Guzdial shares how to change a state at NCWIT Summit

Wednesday, June 11, 2014

The Expanding Computing Education Pathways (ECEP) Alliance joined more than 700 computing researchers, educators, and industry professionals at the National Center for Women and Information Technology (NCWIT)'s annual Summit, held in Newport Beach, California in May. Georgia Tech professor and ECEP PI Mark Guzdial presented two workshop sessions on the topic "How to change a state: Making computing education fit into public education."

For a full write-up of the Summit, please see Mark's blog post at http://computinged.wordpress.com/2014/06/03/ncwit-summit-2014-changing-s....

An excerpt is included below:

I offered a workshop on how to change state education public policy to improve and broaden access to computing education. The slides from the workshop are available here in a PowerPoint presentation. The workshop was offered twice: Tuesday afternoon (SRO packed room of about 40!) and Wednesday morning (maybe 25). I had a half-dozen hallway conversations from people who wanted to talk about their state in particular. Overall, there was a significant interest.

All the workshop presenters advertised their workshops as a Flash talk. A Flash talk is intense: exactly 20 slides, presented for exactly 15 seconds each. No control over either. Jeff Forbes hosted the Flash talks. They were all recorded by Turner Broadcasting, and you can see them all here. (I’m the first one.)

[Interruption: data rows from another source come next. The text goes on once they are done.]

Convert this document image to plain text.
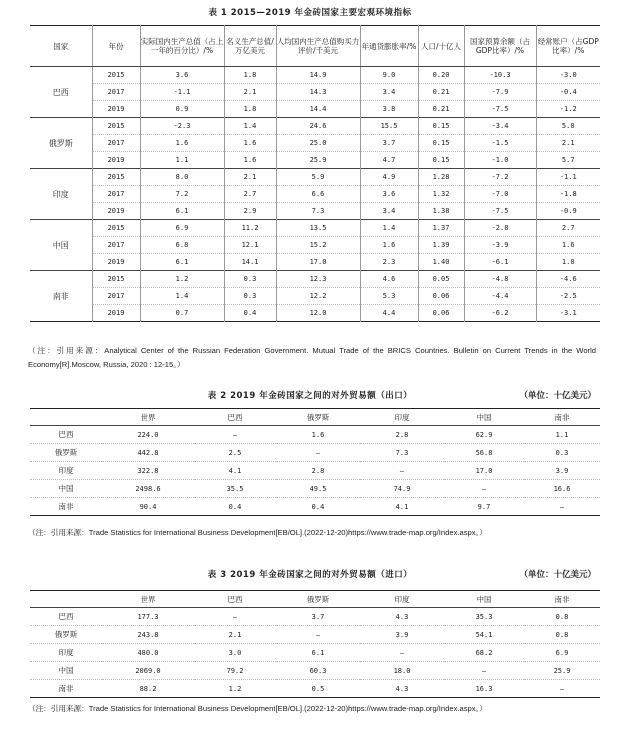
表 1 2015—2019 年金砖国家主要宏观环境指标
国家	年份	实际国内生产总值（占上一年的百分比）/%	名义生产总值/万亿美元	人均国内生产总值购买力评价/千美元	年通货膨胀率/%	人口/十亿人	国家预算余额（占GDP比率）/%	经常账户（占GDP比率）/%
巴西	2015	3.6	1.8	14.9	9.0	0.20	-10.3	-3.0
	2017	-1.1	2.1	14.3	3.4	0.21	-7.9	-0.4
	2019	0.9	1.8	14.4	3.8	0.21	-7.5	-1.2
俄罗斯	2015	-2.3	1.4	24.6	15.5	0.15	-3.4	5.0
	2017	1.6	1.6	25.0	3.7	0.15	-1.5	2.1
	2019	1.1	1.6	25.9	4.7	0.15	-1.0	5.7
印度	2015	8.0	2.1	5.9	4.9	1.28	-7.2	-1.1
	2017	7.2	2.7	6.6	3.6	1.32	-7.0	-1.8
	2019	6.1	2.9	7.3	3.4	1.38	-7.5	-0.9
中国	2015	6.9	11.2	13.5	1.4	1.37	-2.8	2.7
	2017	6.8	12.1	15.2	1.6	1.39	-3.9	1.6
	2019	6.1	14.1	17.0	2.3	1.40	-6.1	1.0
南非	2015	1.2	0.3	12.3	4.6	0.05	-4.8	-4.6
	2017	1.4	0.3	12.2	5.3	0.06	-4.4	-2.5
	2019	0.7	0.4	12.0	4.4	0.06	-6.2	-3.1
（注：引用来源：Analytical Center of the Russian Federation Government. Mutual Trade of the BRICS Countries. Bulletin on Current Trends in the World Economy[R].Moscow, Russia, 2020 : 12-15。）
表 2 2019 年金砖国家之间的对外贸易额（出口）	（单位：十亿美元）
	世界	巴西	俄罗斯	印度	中国	南非
巴西	224.0	–	1.6	2.8	62.9	1.1
俄罗斯	442.8	2.5	–	7.3	56.8	0.3
印度	322.8	4.1	2.8	–	17.0	3.9
中国	2498.6	35.5	49.5	74.9	–	16.6
南非	90.4	0.4	0.4	4.1	9.7	–
（注：引用来源：Trade Statistics for International Business Development[EB/OL].(2022-12-20)https://www.trade-map.org/Index.aspx。）
表 3 2019 年金砖国家之间的对外贸易额（进口）	（单位：十亿美元）
	世界	巴西	俄罗斯	印度	中国	南非
巴西	177.3	–	3.7	4.3	35.3	0.8
俄罗斯	243.8	2.1	–	3.9	54.1	0.8
印度	480.0	3.0	6.1	–	68.2	6.9
中国	2069.0	79.2	60.3	18.0	–	25.9
南非	88.2	1.2	0.5	4.3	16.3	–
（注：引用来源：Trade Statistics for International Business Development[EB/OL].(2022-12-20)https://www.trade-map.org/Index.aspx。）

What can you possibly say in exactly five minutes? I worked harder on that five minute talk than on most of the keynotes I have ever presented. I’ve been thinking about this since last December when I wrote the initial blog post on this idea. In the end, the structure of what I was saying was good, and I ended up using it for the workshop, too.

To change a state, start here

I proposed a four step process to start changing a state:

  1. Find a leader(s): Computing education reform doesn’t just happen. Someone (or a small group of someones) has to take the initiative.
  2. Figure out where you are and where you’re going: The hardest part is seeing the big picture (of how schools, higher education, businesses, and state politics have to work together) and figuring out how to make change within a state. Two years into ECEP, and I am still surprised at the state differences. Here’s one I just learned. Hawaii makes all education decisions at the district level (like California and Massachusetts), but all of Hawaii isone school district. All those islands, one school board.
  3. Gather your allies: Find all the high school teachers, university faculty, business leaders, and state Department of Education leaders who want to work together. We find that efforts that speak with multiple voices from different sectors to promote computing education tend to get more influence in state government.
  4. Get initial funding: There are big ticket items for computing education, like professional learning opportunities for all your high school teachers. But there are smaller ticket items that need to happen early on in the process. One of these is a landscape report: Where are you now. There are several of these available at the CSTA website. Another is a summit, a face-to-face meeting of all your allies, along with the people that you’d like to influence (the ones who will come), to develop a set of shared goals and a shared strategy for getting there.